Born in Russia, Mr. Saltykov came to Canada in 2008 on a work transfer from Germany. His business idea percolated for several years while he worked as a management consultant. When the time was right he said goodbye to his consulting career and embarked on entrepreneurship together with his business partner, Dmitry Mityagin.
Today Mr. Saltykov, 33, is the co-founder and CEO of Toronto-based InsurEye Inc., a free online service educating Canadian consumers about home, auto, life and credit card insurance through independent insurance consumer reviews and cost comparison.
While he has a master’s degree in mechanical engineering and five languages under his belt, Mr. Saltykov was unfamiliar with many challenges of starting a new business here.
“The hardest moment for a small company is at the very beginning. You think you know how everything works but there are so many different things to think about, from funding, product design and development to customer service, marketing and accounting,” he says.
Mr.
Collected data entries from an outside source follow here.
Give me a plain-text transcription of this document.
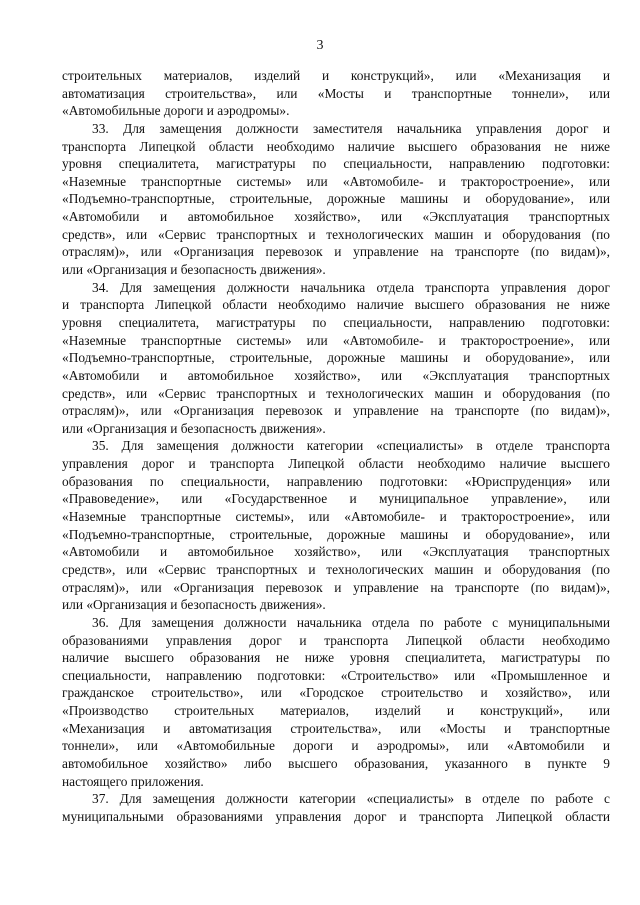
3
строительных материалов, изделий и конструкций», или «Механизация и
автоматизация строительства», или «Мосты и транспортные тоннели», или
«Автомобильные дороги и аэродромы».
33. Для замещения должности заместителя начальника управления дорог и
транспорта Липецкой области необходимо наличие высшего образования не ниже
уровня специалитета, магистратуры по специальности, направлению подготовки:
«Наземные транспортные системы» или «Автомобиле- и тракторостроение», или
«Подъемно-транспортные, строительные, дорожные машины и оборудование», или
«Автомобили и автомобильное хозяйство», или «Эксплуатация транспортных
средств», или «Сервис транспортных и технологических машин и оборудования (по
отраслям)», или «Организация перевозок и управление на транспорте (по видам)»,
или «Организация и безопасность движения».
34. Для замещения должности начальника отдела транспорта управления дорог
и транспорта Липецкой области необходимо наличие высшего образования не ниже
уровня специалитета, магистратуры по специальности, направлению подготовки:
«Наземные транспортные системы» или «Автомобиле- и тракторостроение», или
«Подъемно-транспортные, строительные, дорожные машины и оборудование», или
«Автомобили и автомобильное хозяйство», или «Эксплуатация транспортных
средств», или «Сервис транспортных и технологических машин и оборудования (по
отраслям)», или «Организация перевозок и управление на транспорте (по видам)»,
или «Организация и безопасность движения».
35. Для замещения должности категории «специалисты» в отделе транспорта
управления дорог и транспорта Липецкой области необходимо наличие высшего
образования по специальности, направлению подготовки: «Юриспруденция» или
«Правоведение», или «Государственное и муниципальное управление», или
«Наземные транспортные системы», или «Автомобиле- и тракторостроение», или
«Подъемно-транспортные, строительные, дорожные машины и оборудование», или
«Автомобили и автомобильное хозяйство», или «Эксплуатация транспортных
средств», или «Сервис транспортных и технологических машин и оборудования (по
отраслям)», или «Организация перевозок и управление на транспорте (по видам)»,
или «Организация и безопасность движения».
36. Для замещения должности начальника отдела по работе с муниципальными
образованиями управления дорог и транспорта Липецкой области необходимо
наличие высшего образования не ниже уровня специалитета, магистратуры по
специальности, направлению подготовки: «Строительство» или «Промышленное и
гражданское строительство», или «Городское строительство и хозяйство», или
«Производство строительных материалов, изделий и конструкций», или
«Механизация и автоматизация строительства», или «Мосты и транспортные
тоннели», или «Автомобильные дороги и аэродромы», или «Автомобили и
автомобильное хозяйство» либо высшего образования, указанного в пункте 9
настоящего приложения.
37. Для замещения должности категории «специалисты» в отделе по работе с
муниципальными образованиями управления дорог и транспорта Липецкой области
Saltykov turned to the Canadian Youth Business Foundation (CYBF), which believed in his idea and provided him with startup funding and an experienced mentor to guide him through the first two years of business.
Many newcomers arrive with skills that lend themselves to being successful entrepreneurs, says Julia Deans, CEO of CYBF.
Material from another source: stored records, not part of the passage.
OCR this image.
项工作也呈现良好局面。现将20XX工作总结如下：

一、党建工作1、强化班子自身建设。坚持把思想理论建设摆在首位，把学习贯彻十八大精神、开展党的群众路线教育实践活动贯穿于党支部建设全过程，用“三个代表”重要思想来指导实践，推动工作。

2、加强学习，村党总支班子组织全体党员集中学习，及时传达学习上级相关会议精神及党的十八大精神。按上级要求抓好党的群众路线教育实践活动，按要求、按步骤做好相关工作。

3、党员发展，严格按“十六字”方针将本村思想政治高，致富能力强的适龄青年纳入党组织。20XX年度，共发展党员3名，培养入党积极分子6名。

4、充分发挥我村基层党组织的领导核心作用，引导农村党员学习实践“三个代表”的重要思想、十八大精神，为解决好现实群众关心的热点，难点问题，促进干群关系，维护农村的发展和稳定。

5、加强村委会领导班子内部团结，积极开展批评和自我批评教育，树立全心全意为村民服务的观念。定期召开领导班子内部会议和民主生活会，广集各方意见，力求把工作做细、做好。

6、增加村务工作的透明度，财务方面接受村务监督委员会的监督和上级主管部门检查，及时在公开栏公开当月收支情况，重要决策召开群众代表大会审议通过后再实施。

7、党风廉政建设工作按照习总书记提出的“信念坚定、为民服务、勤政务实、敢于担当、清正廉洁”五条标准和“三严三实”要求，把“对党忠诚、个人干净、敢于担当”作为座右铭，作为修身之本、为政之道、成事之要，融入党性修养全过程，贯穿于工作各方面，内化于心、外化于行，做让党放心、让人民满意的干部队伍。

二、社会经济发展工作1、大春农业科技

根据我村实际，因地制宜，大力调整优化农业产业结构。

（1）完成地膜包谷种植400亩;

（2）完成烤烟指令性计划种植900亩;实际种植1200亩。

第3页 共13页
“The very fact that they have moved themselves and their families around the world makes it clear that they are risk-takers,” she says. “They often come from cultures where self-employment is more prevalent and tend to be more creative and open-minded about how to make money.”
There can be significant challenges for immigrants looking to start a business in Canada, Ms. Deans says. First is a lack of familiarity with the Canadian marketplace and the available opportunities. Second is a shortage of connections to networks of professionals beyond their own culture that enhance entrepreneurial success. Third may be a lack of the cultural and language skills necessary to do business here. Access to startup funding is also a major hurdle.
Recognizing these challenges, CYBF launched the Newcomer Entrepreneur Program. Available to those aged 18 to 39 who have been in the country for less than five years, the program offers a series of tools and resources that empower newcomers to succeed in business.
Many immigrants interested in starting a business lack the credit rating necessary to qualify for startup funds. CYBF’s funding formula differs from many others by focusing on strength of character and drive to succeed rather than just collateral, says Beth Dea, CYBF’s Director of Programs. Newcomers who qualify may receive a loan of up to $15,000. Those who have established a credit rating may receive up to $45,000.
The program also provides access to culturally sensitive mentoring for two years. One-on-one, hand-selected mentors help cultivate a better understanding of how business is conducted in Canada and provide introductions that expand business networks.
Customized resources also help both mentor and mentee maximize the value of this critical relationship.
“Working with our business planning resources is an extremely important part of the process,” Ms. Dea says. “It can take newcomers three times longer than a non-newcomer to write a business plan. Being able to provide the tools needed to significantly reduce that time is one of our key goals.”
Strategic partnerships with like-minded organizations also help. For example Connect Legal is a registered charity that provides legal advice to qualified immigrant entrepreneurs that lack sufficient funds to afford the fees.
“CYBF is a great partner for us,” says Marion Annau, president and founder of Connect Legal. “Newcomer entrepreneurs may feel as though they are navigating a maze. Together we are helping to guide them around some of the walls they might bump into along the way.”